# Thread: Prime: find prime number >N

1. ## Prime: find prime number >N

i just wrote small program that prints smallest prime larger than N. meanwhile it also prints nonprime numbers that don't have deividers less than 1000. program transcript:

C:\>gcc -O2 prime.cpp

C:\>t a.exe 1112223334445556667
1112223334445556667
1112223334445556682 / 39509
1112223334445556701 / 7640263
1112223334445556703 / 550208699
1112223334445556719 is prime!!!

Elapsed time = 31.840 seconds

C:\>t a.exe 11122233344455566678
11122233344455566678
11122233344455566679 is prime!!!

Elapsed time = 68.262 seconds

2. Excellent! This can be very useful for many different things.

Great job!

3. new version:
• checks that number is odd
• prints first divisor of the number specified in cmdline
• 5x faster

4. Originally Posted by Bulat Ziganshin
new version:
• checks that number is odd
• prints first divisor of the number specified in cmdline
• 5x faster
The complexity seems to be O(sqrt(n)*log(n)), when n > 1e+16 it becomes slow.
How about using some Monte Carlo method to skip most non-primes?
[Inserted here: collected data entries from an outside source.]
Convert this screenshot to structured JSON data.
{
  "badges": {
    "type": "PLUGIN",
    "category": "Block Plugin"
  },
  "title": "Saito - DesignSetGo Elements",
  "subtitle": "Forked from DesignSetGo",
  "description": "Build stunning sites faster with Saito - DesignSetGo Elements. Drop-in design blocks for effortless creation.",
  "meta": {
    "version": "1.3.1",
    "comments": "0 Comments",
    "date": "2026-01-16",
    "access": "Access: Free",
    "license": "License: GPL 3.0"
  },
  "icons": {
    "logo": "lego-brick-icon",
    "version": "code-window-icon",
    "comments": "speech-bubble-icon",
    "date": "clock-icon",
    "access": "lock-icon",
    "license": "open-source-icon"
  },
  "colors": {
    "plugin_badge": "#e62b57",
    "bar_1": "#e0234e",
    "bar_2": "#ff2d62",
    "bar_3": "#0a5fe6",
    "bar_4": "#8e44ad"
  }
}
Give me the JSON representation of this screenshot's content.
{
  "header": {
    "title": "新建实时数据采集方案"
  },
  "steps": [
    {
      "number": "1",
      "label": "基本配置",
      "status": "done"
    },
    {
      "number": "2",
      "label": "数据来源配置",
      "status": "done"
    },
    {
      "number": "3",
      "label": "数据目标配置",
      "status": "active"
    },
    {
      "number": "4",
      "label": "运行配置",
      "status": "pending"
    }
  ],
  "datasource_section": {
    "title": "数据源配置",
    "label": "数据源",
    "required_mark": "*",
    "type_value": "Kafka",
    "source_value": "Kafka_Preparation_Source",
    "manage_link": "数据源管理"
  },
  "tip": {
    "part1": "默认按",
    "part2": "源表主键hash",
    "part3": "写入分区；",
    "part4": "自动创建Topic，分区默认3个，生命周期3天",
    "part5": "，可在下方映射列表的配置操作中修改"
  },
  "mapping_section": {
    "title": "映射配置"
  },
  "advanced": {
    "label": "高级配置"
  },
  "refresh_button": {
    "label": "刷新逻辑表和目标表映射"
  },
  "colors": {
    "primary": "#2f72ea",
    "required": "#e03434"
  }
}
5. i wonder why log(n) here? i just enumerate all odd numbers less than sqrt(n). with about 10 seconds for one N in the worst case and 0.01 seconds for 32-bit N, this algo is fast enough for my needs

6. Originally Posted by Bulat Ziganshin
i wonder why log(n) here? i just enumerate all odd numbers less than sqrt(n). with about 10 seconds for one N in the worst case and 0.01 seconds for 32-bit N, this algo is fast enough for my needs
a big number n has a probability of (1/logn) to become a prime, so you are expected to test 0.5logn numbers before you find it. but i'm not sure that test a len=log(n) sequence numbers need O(log(n)*sqrt(n)) because not all numbers need sqrt(n) to test.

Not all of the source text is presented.